Expanding, the AGC spokesman added, "It is contempt, however, to say that the court was biased if there is no objective rational basis to do so." The emphasis seems to be on the word "biased", but still, you wouldn't want to tell the judge his mother wears army boots, or worse.
Members of the Singapore Democratic Party (SDP) were sent to jail in 2006 and 2008 for wearing T-shirts in court with a picture of a kangaroo in a judge's robe. They didn't stand up in court and yell, "Your mother wears army boots". Hindsight is always twenty-twenty, but they would have less troubles if they chosen Ah Meng the orang utan for their motif instead. It's probably the bias towards the adorable Australian marsupial that got them into hot water, promoting tourism for Australia, and not Singapore. Bias is defined as "a leaning of the mind; propensity or prepossession toward an object or view". Compared to the antics of Skippy the Kangaroo, Ah Meng's monkey business is passé; you can't really get upset over free porridge, legal assistance or toilet upgrades during a by-election anymore. The golf expression for the new normal is "par for the course".

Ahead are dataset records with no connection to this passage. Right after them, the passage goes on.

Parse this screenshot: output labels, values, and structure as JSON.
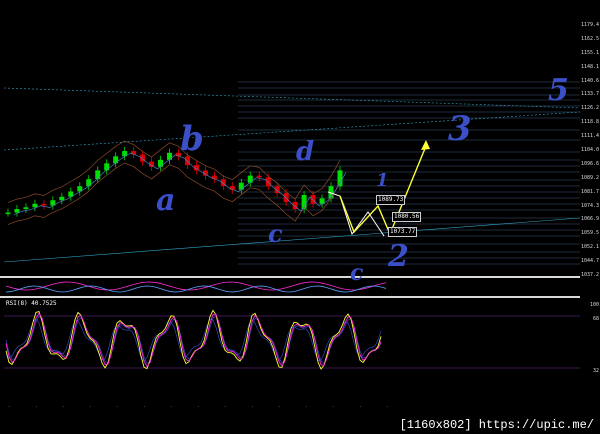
{
  "chart_data": [
    {
      "type": "line",
      "pane": "price",
      "y_axis_ticks": [
        1179.4,
        1162.5,
        1155.1,
        1148.1,
        1140.6,
        1133.7,
        1126.2,
        1118.8,
        1111.4,
        1104.0,
        1096.6,
        1089.2,
        1081.7,
        1074.3,
        1066.9,
        1059.5,
        1052.1,
        1044.7,
        1037.2
      ],
      "value_boxes": [
        "1089.73",
        "1080.56",
        "1073.77"
      ],
      "series": [
        {
          "values": [
            1071,
            1073,
            1074,
            1076,
            1075,
            1078,
            1080,
            1083,
            1086,
            1090,
            1095,
            1099,
            1103,
            1106,
            1104,
            1100,
            1097,
            1101,
            1105,
            1103,
            1098,
            1095,
            1092,
            1090,
            1086,
            1084,
            1088,
            1092,
            1091,
            1086,
            1082,
            1077,
            1073,
            1081,
            1076,
            1079,
            1086,
            1095
          ]
        }
      ]
    },
    {
      "type": "line",
      "pane": "rsi",
      "y_axis_ticks": [
        "100",
        "68",
        "32"
      ],
      "series": []
    }
  ],
  "rsi_title": "RSI(8) 40.7525",
  "annotations": {
    "wave_labels": [
      "b",
      "a",
      "d",
      "c",
      "1",
      "2",
      "3",
      "5"
    ]
  },
  "footer_text": "[1160x802] https://upic.me/",
  "colors": {
    "bull": "#00e000",
    "bear": "#e00000",
    "fib": "#5a7fa8",
    "trend": "#2fa4c9",
    "wave": "#ffffff",
    "arrow": "#ffff33",
    "handwriting": "#3a4fc8",
    "rsi_fast": "#ff2bd6",
    "rsi_slow": "#ffff33",
    "rsi_band": "#3d4fd8"
  }
}
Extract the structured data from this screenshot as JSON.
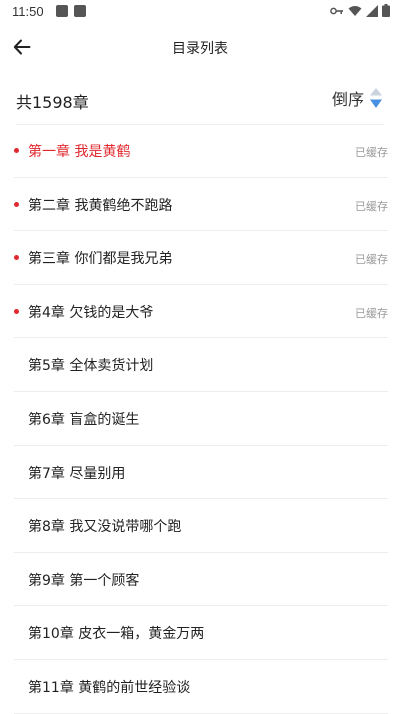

Or they could have chosen a picture of Merlion the national icon, forever puking its guts out. Spewing out your breakfast coffee upon scanning the morning headlines is more or less a national pastime. COE up, Medishield premiums up, inflation up, and you can still hold your food down?
We shouldn't be too harsh on our judges. Just look at the trained lawyer who gatecrashed a court proceeding, waving a confidential medical report like a too-good-to-be true Groupon deal. He was just given a telling off, not charged with contempt of court.